# Deployment Guide
## Launching DeepBoner: Gradio, MCP, & Modal

---

## Overview

DeepBoner is designed for a multi-platform deployment strategy to maximize hackathon impact:

1. **HuggingFace Spaces**: Host the Gradio UI (User Interface).
2. **MCP Server**: Expose research tools to Claude Desktop/Agents.
3. **Modal (Optional)**: Run heavy inference or local LLMs if API costs are prohibitive.

---

## 1. HuggingFace Spaces (Gradio UI)

**Goal**: A public URL where judges/users can try the research agent.

### Prerequisites
- HuggingFace Account
- `gradio` installed (`uv add gradio`)

### Steps

1. **Create Space**:
   - Go to HF Spaces -> Create New Space.
   - SDK: **Gradio**.
   - Hardware: **CPU Basic** (Free) is sufficient (since we use APIs).

2. **Prepare Files**:
   - Ensure `app.py` contains the Gradio interface construction.
   - Ensure `requirements.txt` or `pyproject.toml` lists all dependencies.

3. **Secrets**:
   - Go to Space Settings -> **Repository secrets**.
   - Add `ANTHROPIC_API_KEY` (or your chosen LLM provider key).
   - Add `BRAVE_API_KEY` (for web search).

4. **Deploy**:
   - Push code to the Space's git repo.
   - Watch "Build" logs.

### Streaming Optimization
Ensure `app.py` uses generator functions for the chat interface to prevent timeouts:
```python
# app.py
def predict(message, history):
    agent = ResearchAgent()
    for update in agent.research_stream(message):
        yield update
```

---

## 2. MCP Server Deployment

**Goal**: Allow other agents (like Claude Desktop) to use our PubMed/Research tools directly.

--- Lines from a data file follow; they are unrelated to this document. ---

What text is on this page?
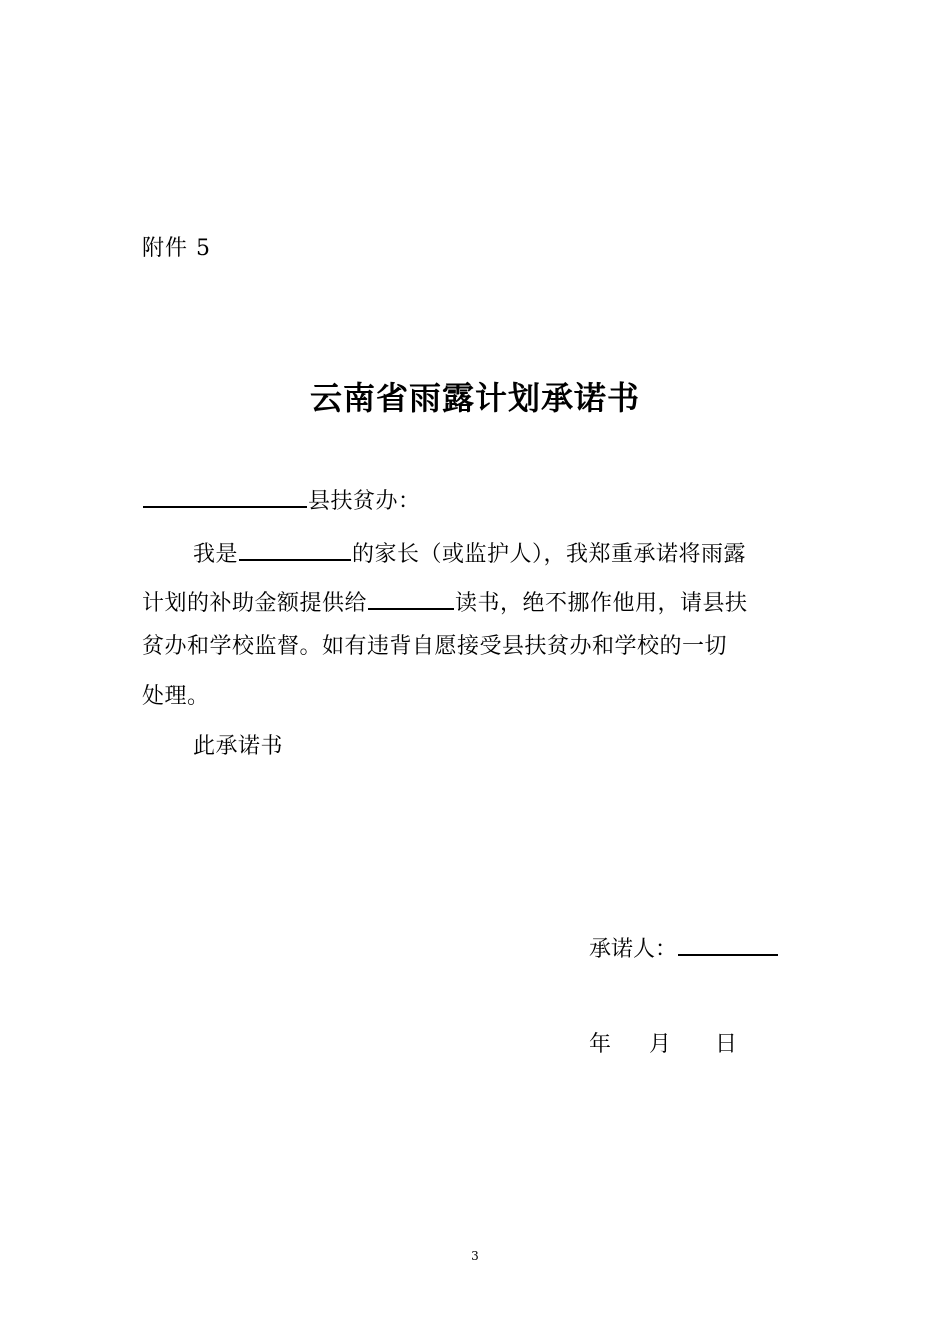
附件 5
云南省雨露计划承诺书
县扶贫办：
我是	的家长（或监护人），我郑重承诺将雨露
计划的补助金额提供给	读书，绝不挪作他用，请县扶
贫办和学校监督。如有违背自愿接受县扶贫办和学校的一切
处理。
此承诺书
承诺人：
年 月 日
3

### Local Usage (Claude Desktop)

1. **Install**:
   ```bash
   uv sync
   ```

2. **Configure Claude Desktop**:
   Edit `~/Library/Application Support/Claude/claude_desktop_config.json`:
   ```json
   {
     "mcpServers": {
       "deepboner": {
         "command": "uv",
         "args": ["run", "fastmcp", "run", "src/mcp_servers/pubmed_server.py"],
         "cwd": "/absolute/path/to/DeepBoner"
       }
     }
   }
   ```

3. **Restart Claude**: You should see a 🔌 icon indicating connected tools.

### Remote Deployment (Smithery/Glama)
*Target for "MCP Track" bonus points.*

1. **Dockerize**: Create a `Dockerfile` for the MCP server.
   ```dockerfile
   FROM python:3.11-slim
   COPY . /app
   RUN pip install fastmcp httpx
   CMD ["fastmcp", "run", "src/mcp_servers/pubmed_server.py", "--transport", "sse"]
   ```
   *Note: Use SSE transport for remote/HTTP servers.*

2. **Deploy**: Host on Fly.io or Railway.

---

## 3. Modal (GPU/Heavy Compute)

**Goal**: Run a local LLM (e.g., Llama-3-70B) or handle massive parallel searches if APIs are too slow/expensive.

### Setup
1. **Install**: `uv add modal`
2. **Auth**: `modal token new`

### Logic
Instead of calling Anthropic API, we call a Modal function:

```python
# src/llm/modal_client.py
import modal

stub = modal.Stub("deepboner-inference")

@stub.function(gpu="A100")
def generate_text(prompt: str):
    # Load vLLM or similar
    ...
```

### When to use?
- **Hackathon Demo**: Stick to Anthropic/OpenAI APIs for speed/reliability.
- **Production/Stretch**: Use Modal if you hit rate limits or want to show off "Open Source Models" capability.

---

## Deployment Checklist

### Pre-Flight
- [ ] Run `pytest -m unit` to ensure logic is sound.
- [ ] Run `pytest -m e2e` (one pass) to verify APIs connect.
- [ ] Check `requirements.txt` matches `pyproject.toml`.

### Secrets Management
- [ ] **NEVER** commit `.env` files.
- [ ] Verify keys are added to HF Space settings.

### Post-Launch
- [ ] Test the live URL.
- [ ] Verify "Stop" button in Gradio works (interrupts the agent).
- [ ] Record a walkthrough video (crucial for hackathon submission).